Popular Delusions and Perpetual Madness

This morning visited the Gutenberg Project to seek out the truest book about people and money ever written, Charles Mackay's "Popular Delusions and the Madness of Crowds." The Project is trying out a new format, EPUB. The beta version seems to work pretty well with Adobe Digital Editions, though copying text is iffy. "Popular Delusions" is said to remind us that human nature and human greed never change. That's not necessarily so. Investor foolishness may actually be on the increase. Consider the following, from Mackay's description of all the little stock bubbles that popped up in London's Exchange Alley at the time of the South Sea Bubble:
But the most absurd and preposterous of all, and which showed, more completely than any other, the utter madness of the people, was one, started by an unknown adventurer, entitled "company for carrying on an undertaking of great advantage, but nobody to know what it is." Were not the fact stated by scores of credible witnesses, it would be impossible to believe that any person could have been duped by such a project. The man of genius who essayed this bold and successful inroad upon public credulity, merely stated in his prospectus that the required capital was half a million, in five thousand shares of 100 pounds each, deposit 2 pounds per share. Each subscriber, paying his deposit, would be entitled to 100 pounds per annum per share. How this immense profit was to be obtained, he did not condescend to inform them at that time, but promised, that in a month full particulars should be duly announced, and a call made for the remaining 98 pounds of the subscription. Next morning, at nine o'clock, this great man opened an office in Cornhill. Crowds of people beset his door, and when he shut up at three o'clock, he found that no less than one thousand shares had been subscribed for, and the deposits paid. He was thus, in five hours, the winner of 2,000 pounds. He was philosopher enough to be contented with his venture, and set off the same evening for the Continent. He was never heard of again.
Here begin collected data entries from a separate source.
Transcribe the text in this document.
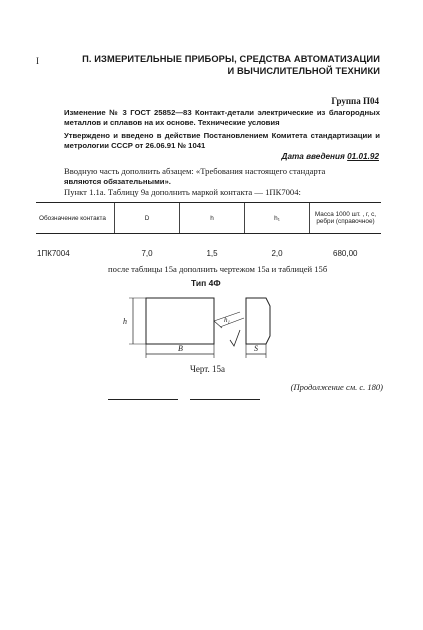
I	П. ИЗМЕРИТЕЛЬНЫЕ ПРИБОРЫ, СРЕДСТВА АВТОМАТИЗАЦИИ
И ВЫЧИСЛИТЕЛЬНОЙ ТЕХНИКИ
Группа П04
Изменение № 3 ГОСТ 25852—83 Контакт-детали электрические из благородных металлов и сплавов на их основе. Технические условия
Утверждено и введено в действие Постановлением Комитета стандартизации и метрологии СССР от 26.06.91 № 1041
Дата введения 01.01.92
Вводную часть дополнить абзацем: «Требования настоящего стандарта
являются обязательными».
Пункт 1.1а. Таблицу 9а дополнить маркой контакта — 1ПК7004:
Обозначение контакта	D	h	h₁	Масса 1000 шт. , г, с, ребри (справочное)
1ПК7004	7,0	1,5	2,0	680,00
после таблицы 15а дополнить чертежом 15а и таблицей 15б
Тип 4Ф
h
B	S
h₁
Черт. 15а
(Продолжение см. с. 180)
Writing in 1841, Mackay assumed his readers would recognize that investing in "blind pools," as such ventures came to be known on Wall Street, was the height of folly. Today? Blind pools known as hedge funds attract presumably sophisticated investors, pension funds and endowments. In recent years they sold particularly well as Madoff funds. "In the present state of civilization," Mackay wrote, "society has often shown itself very prone to run a career of folly…. Melancholy as all these delusions were in their ultimate results, their history is most amusing." Excuse us if we don't laugh, Mr. Mackay. We're too deep in melancholy.